January 19, 2018
Cooper, Twain, Twigs
On this day in 1841 James Fenimore Cooper's The Deerslayer was published. This was the last-written of the five Leatherstocking novels, though it covers the earliest phase of the saga, that part wherein the twenty-three-year-old Natty Bumppo must pass his first tests in the wilderness, rise above the worst of paleface and redskin ethics, avoid being burned at the stake, return to Chingachgook his beloved Wah-ta!-Wah ("which rendered into English means Hist-oh!-Hist") and, to the fetching Judith's despair, explain the whereabouts of his own true love:
She's in the forest-hanging from the boughs of the trees, in a soft rain-in the dew on the open grass -- the clouds that float about in the blue heavens-the birds that sing in the woods -- the sweet springs where I slake my thirst-and in all the other glorious gifts that come from God's Providence!
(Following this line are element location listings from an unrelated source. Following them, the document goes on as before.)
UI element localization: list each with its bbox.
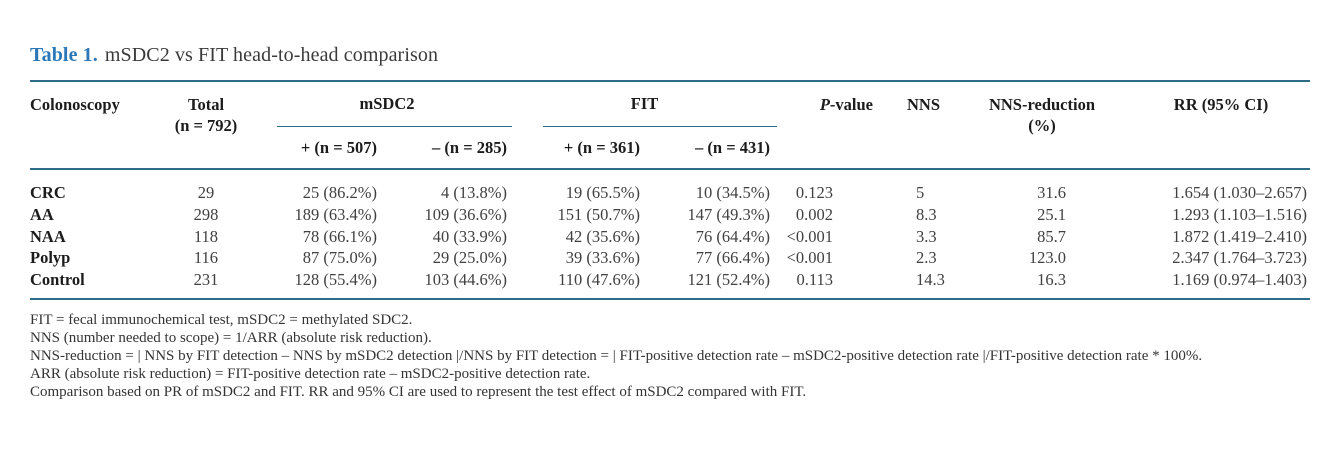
row-label-aa: AA bbox=[30, 204, 54, 224]
cell-polyp-msdc2-positive: 87 (75.0%) bbox=[302, 248, 377, 268]
cell-naa-msdc2-positive: 78 (66.1%) bbox=[302, 226, 377, 246]
header-p-value: P-value bbox=[819, 95, 873, 114]
cell-control-msdc2-negative: 103 (44.6%) bbox=[424, 270, 507, 290]
row-label-control: Control bbox=[30, 270, 85, 290]
subheader-fit-positive: + (n = 361) bbox=[563, 138, 640, 157]
cell-aa-p-value: 0.002 bbox=[795, 204, 833, 224]
cell-control-nns: 14.3 bbox=[916, 270, 945, 290]
footnote-nns-reduction-definition: NNS-reduction = | NNS by FIT detection –… bbox=[30, 347, 1203, 364]
cell-crc-fit-positive: 19 (65.5%) bbox=[565, 183, 640, 202]
header-nns-reduction: NNS-reduction (%) bbox=[952, 82, 1112, 168]
cell-naa-fit-positive: 42 (35.6%) bbox=[565, 226, 640, 246]
cell-polyp-msdc2-negative: 29 (25.0%) bbox=[432, 248, 507, 268]
cell-aa-fit-negative: 147 (49.3%) bbox=[687, 204, 770, 224]
table-footnotes: FIT = fecal immunochemical test, mSDC2 =… bbox=[30, 311, 1312, 401]
footnote-arr-definition: ARR (absolute risk reduction) = FIT-posi… bbox=[30, 365, 591, 382]
cell-control-p-value: 0.113 bbox=[796, 270, 833, 290]
row-label-crc: CRC bbox=[30, 183, 66, 202]
table-title-text: mSDC2 vs FIT head-to-head comparison bbox=[104, 44, 439, 66]
cell-polyp-total: 116 bbox=[193, 248, 219, 268]
cell-control-fit-positive: 110 (47.6%) bbox=[558, 270, 640, 290]
group-header-fit-label: FIT bbox=[630, 94, 659, 113]
table-title-label: Table 1. bbox=[30, 44, 98, 66]
cell-polyp-fit-negative: 77 (66.4%) bbox=[695, 248, 770, 268]
subheader-msdc2-positive: + (n = 507) bbox=[300, 138, 377, 157]
cell-crc-total: 29 bbox=[197, 183, 215, 202]
group-header-msdc2-label: mSDC2 bbox=[359, 94, 415, 113]
cell-crc-msdc2-negative: 4 (13.8%) bbox=[441, 183, 507, 202]
cell-crc-rr: 1.654 (1.030–2.657) bbox=[1172, 183, 1307, 202]
cell-naa-nns-reduction: 85.7 bbox=[1037, 226, 1066, 246]
cell-crc-p-value: 0.123 bbox=[795, 183, 833, 202]
header-nns-reduction-line2: (%) bbox=[1028, 116, 1056, 135]
header-total-line1: Total bbox=[187, 95, 225, 114]
header-total-line2: (n = 792) bbox=[174, 116, 238, 135]
cell-naa-msdc2-negative: 40 (33.9%) bbox=[432, 226, 507, 246]
cell-aa-nns-reduction: 25.1 bbox=[1037, 204, 1066, 224]
cell-naa-p-value: <0.001 bbox=[786, 226, 833, 246]
cell-crc-nns: 5 bbox=[916, 183, 925, 202]
header-nns: NNS bbox=[907, 95, 941, 114]
cell-aa-msdc2-negative: 109 (36.6%) bbox=[424, 204, 507, 224]
header-colonoscopy: Colonoscopy bbox=[30, 95, 120, 114]
cell-aa-fit-positive: 151 (50.7%) bbox=[557, 204, 640, 224]
group-header-fit: FIT bbox=[512, 82, 777, 127]
table-title: Table 1. mSDC2 vs FIT head-to-head compar… bbox=[30, 44, 1310, 66]
cell-aa-msdc2-positive: 189 (63.4%) bbox=[294, 204, 377, 224]
header-total: Total (n = 792) bbox=[150, 82, 262, 168]
cell-polyp-fit-positive: 39 (33.6%) bbox=[565, 248, 640, 268]
footnote-abbreviations: FIT = fecal immunochemical test, mSDC2 =… bbox=[30, 311, 413, 328]
subheader-fit-negative: – (n = 431) bbox=[695, 138, 770, 157]
table-body: CRC 29 25 (86.2%) 4 (13.8%) 19 (65.5%) 1… bbox=[30, 170, 1310, 300]
group-header-msdc2: mSDC2 bbox=[262, 82, 512, 127]
footnote-comparison-note: Comparison based on PR of mSDC2 and FIT.… bbox=[30, 383, 807, 400]
group-rule-fit bbox=[543, 126, 777, 127]
cell-control-rr: 1.169 (0.974–1.403) bbox=[1172, 270, 1307, 290]
cell-polyp-nns-reduction: 123.0 bbox=[1028, 248, 1066, 268]
footnote-nns-definition: NNS (number needed to scope) = 1/ARR (ab… bbox=[30, 329, 432, 346]
cell-crc-msdc2-positive: 25 (86.2%) bbox=[302, 183, 377, 202]
cell-naa-fit-negative: 76 (64.4%) bbox=[695, 226, 770, 246]
cell-aa-rr: 1.293 (1.103–1.516) bbox=[1172, 204, 1307, 224]
header-rr: RR (95% CI) bbox=[1173, 95, 1269, 114]
cell-aa-total: 298 bbox=[193, 204, 219, 224]
table-header: Colonoscopy Total (n = 792) mSDC2 FIT P-… bbox=[30, 80, 1310, 170]
cell-control-fit-negative: 121 (52.4%) bbox=[687, 270, 770, 290]
cell-aa-nns: 8.3 bbox=[916, 204, 937, 224]
cell-naa-total: 118 bbox=[193, 226, 219, 246]
cell-crc-nns-reduction: 31.6 bbox=[1037, 183, 1066, 202]
group-rule-msdc2 bbox=[277, 126, 512, 127]
cell-naa-rr: 1.872 (1.419–2.410) bbox=[1172, 226, 1307, 246]
cell-naa-nns: 3.3 bbox=[916, 226, 937, 246]
row-label-naa: NAA bbox=[30, 226, 66, 246]
subheader-msdc2-negative: – (n = 285) bbox=[432, 138, 507, 157]
header-nns-reduction-line1: NNS-reduction bbox=[988, 95, 1096, 114]
cell-polyp-p-value: <0.001 bbox=[786, 248, 833, 268]
cell-polyp-nns: 2.3 bbox=[916, 248, 937, 268]
cell-polyp-rr: 2.347 (1.764–3.723) bbox=[1172, 248, 1307, 268]
cell-control-nns-reduction: 16.3 bbox=[1037, 270, 1066, 290]
cell-control-total: 231 bbox=[193, 270, 219, 290]
cell-control-msdc2-positive: 128 (55.4%) bbox=[294, 270, 377, 290]
cell-crc-fit-negative: 10 (34.5%) bbox=[695, 183, 770, 202]
row-label-polyp: Polyp bbox=[30, 248, 71, 268]
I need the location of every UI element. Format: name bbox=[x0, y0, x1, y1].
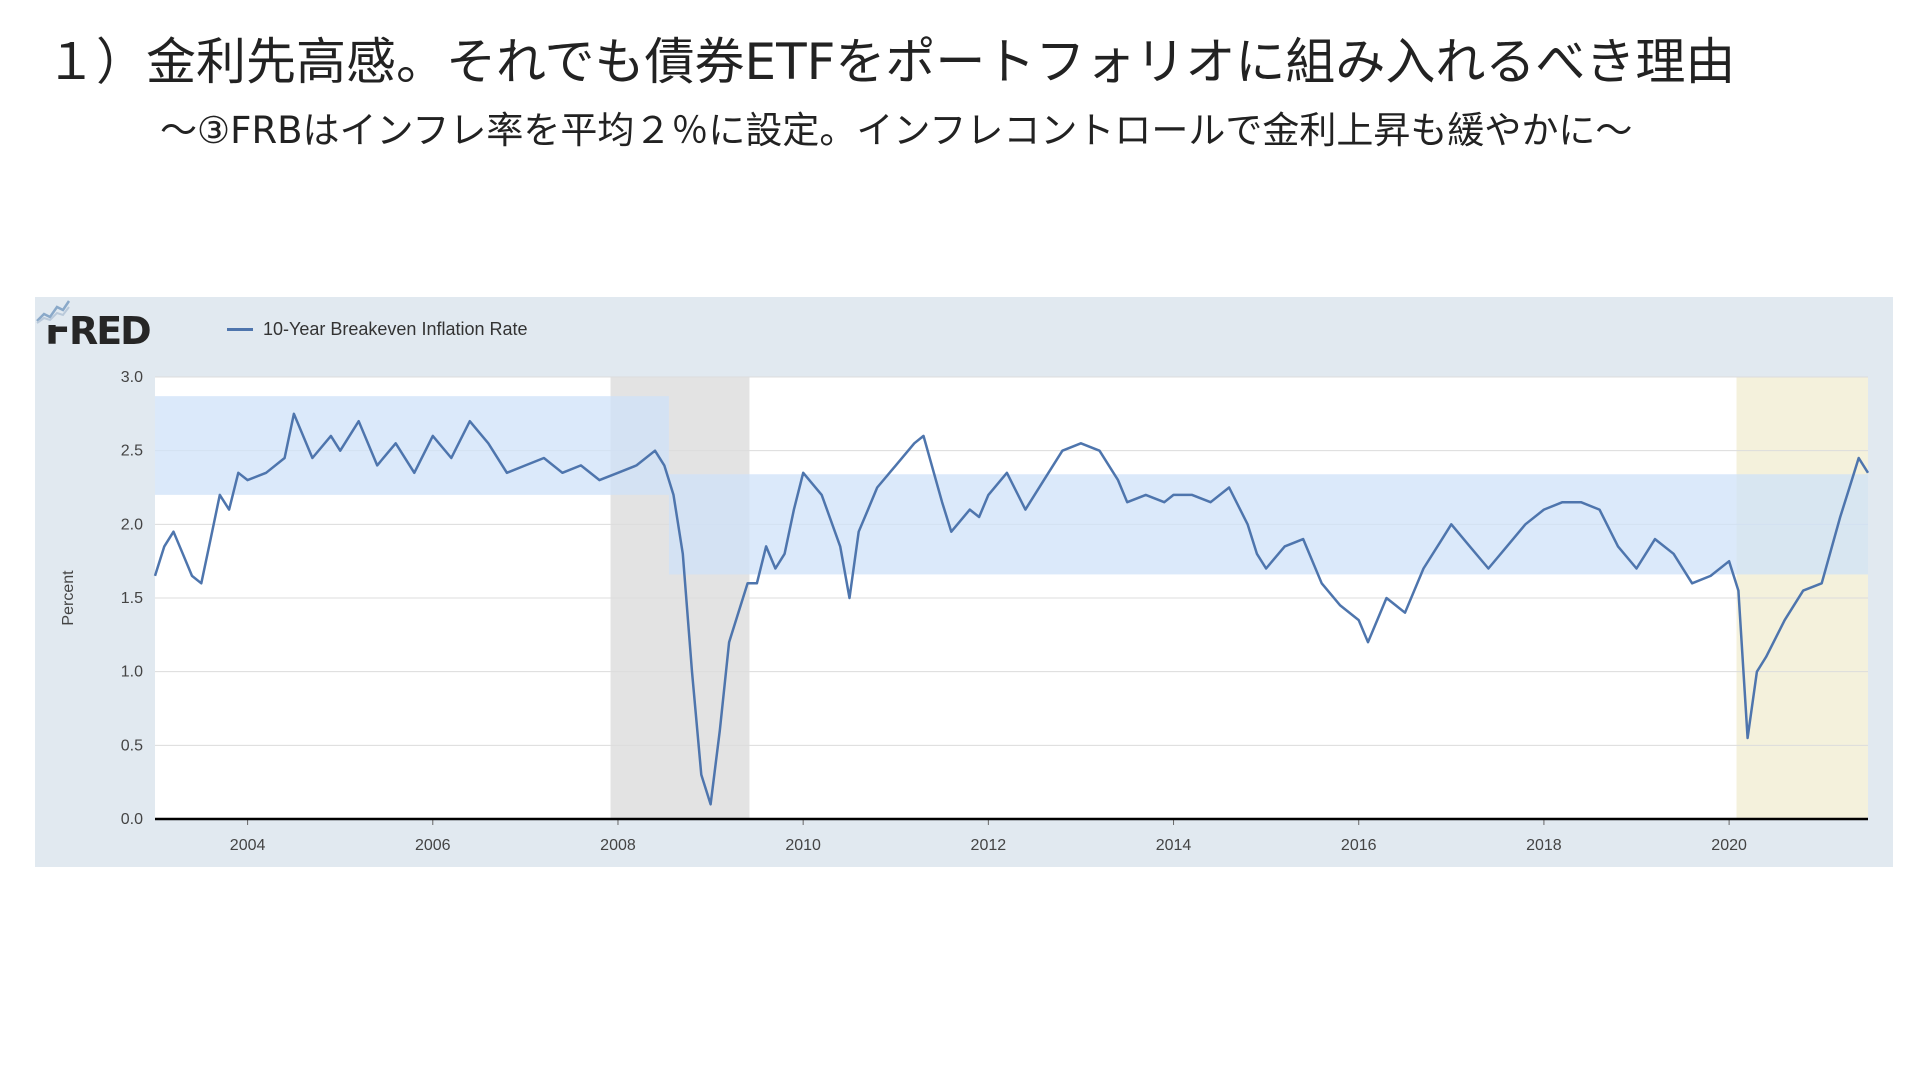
page-title: １）金利先高感。それでも債券ETFをポートフォリオに組み入れるべき理由 bbox=[46, 33, 1736, 91]
y-tick-label: 1.0 bbox=[121, 664, 143, 681]
legend-swatch bbox=[227, 328, 253, 331]
x-tick-label: 2008 bbox=[600, 837, 636, 854]
legend-label: 10-Year Breakeven Inflation Rate bbox=[263, 319, 528, 339]
x-tick-label: 2014 bbox=[1156, 837, 1192, 854]
y-tick-label: 0.0 bbox=[121, 811, 143, 828]
page-subtitle: 〜③FRBはインフレ率を平均２％に設定。インフレコントロールで金利上昇も緩やかに… bbox=[160, 109, 1633, 152]
fred-chart-panel: FRED 10-Year Breakeven Inflation Rate 0.… bbox=[35, 297, 1893, 867]
y-tick-label: 3.0 bbox=[121, 369, 143, 386]
x-tick-label: 2012 bbox=[971, 837, 1007, 854]
y-tick-label: 2.0 bbox=[121, 516, 143, 533]
highlight-band-2 bbox=[668, 474, 1868, 575]
trend-chart-icon bbox=[35, 297, 71, 325]
y-tick-label: 0.5 bbox=[121, 737, 143, 754]
x-tick-label: 2016 bbox=[1341, 837, 1377, 854]
y-tick-label: 2.5 bbox=[121, 443, 143, 460]
x-tick-label: 2020 bbox=[1711, 837, 1747, 854]
line-chart: 0.0 0.5 1.0 1.5 2.0 2.5 3.0 2004 2006 2008 2010 201… bbox=[60, 369, 1870, 854]
x-tick-label: 2018 bbox=[1526, 837, 1562, 854]
chart-legend: 10-Year Breakeven Inflation Rate bbox=[227, 319, 528, 340]
y-axis-label: Percent bbox=[60, 570, 77, 626]
x-tick-label: 2006 bbox=[415, 837, 451, 854]
x-tick-label: 2010 bbox=[785, 837, 821, 854]
x-tick-label: 2004 bbox=[230, 837, 266, 854]
y-tick-label: 1.5 bbox=[121, 590, 143, 607]
highlight-band-1 bbox=[155, 396, 669, 495]
series-line-1 bbox=[153, 412, 1870, 806]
This sort of talk, and the taste for it among scholars and the reading public, so riled up Mark Twain that in 1895 he published an article entitled "Fenimore Cooper's Literary Offences." Twain found The Deerslayer guilty of breaking eighteen of his nineteen rules for romantic fiction, including Rule Three: "that the personages in a tale shall be alive, except in the case of corpses, and that always the reader shall be able to tell the corpses from the others." Twain wanted Cooper's entire Leatherstocking series to be renamed his "Broken Twig" books:
It is a restful chapter in any book of his when somebody doesn't step on a dry twig and alarm all the reds and whites for two hundred yards around. Every time a Cooper person is in peril, and absolute silence is worth four dollars a minute, he is sure to step on a dry twig. There may be a hundred other handier things to step on, but that wouldn't satisfy Cooper. Cooper requires him to turn out and find a dry twig; and if he can't do it, go and borrow one.
A new name would not have bothered Natty Bumppo. He was Straight-tongue, Pigeon and Lap-ear before Deerslayer, and of course he was Leatherstocking, Hawkeye, Long Rifle and Pathfinder too. (Natty sometimes knows Chingachgook as "the sarpent," so named for the wily side of "a sartain sarpent at the creation of the 'arth"; Twain knows him as "one of his acute Indian experts, Chingachgook (pronounced Chicago, I think).")
The twig-snap may have been genetic. Twenty-five years after her father's death, Susan Fenimore Cooper wrote introductions for many of his novels. In her imaginative account of young Bumppo, perhaps recreated from the stories her father used to tell, she explains that the Deerslayer tried to be a farmer in order to please his family. He planted corn, but "long before the maize was in the tassel" he "could bear the life in the thickly peopled country no longer":
In a few hours he reached the first belt of forest. He threw himself down to drink from a mossy spring, and then leaning against an old tree sat in silent happiness looking upward toward the blue sky through the shady canopy of leaves he loved so well. Squirrels gamboled about him. A wood-thrush sang him a song of greeting. A twig cracked beside him. He looked up, and there stood young Chingachgook. Great was Natty's delight.
"I knew my brother would come!" were the only words of welcome spoken by the young Mohegan brave.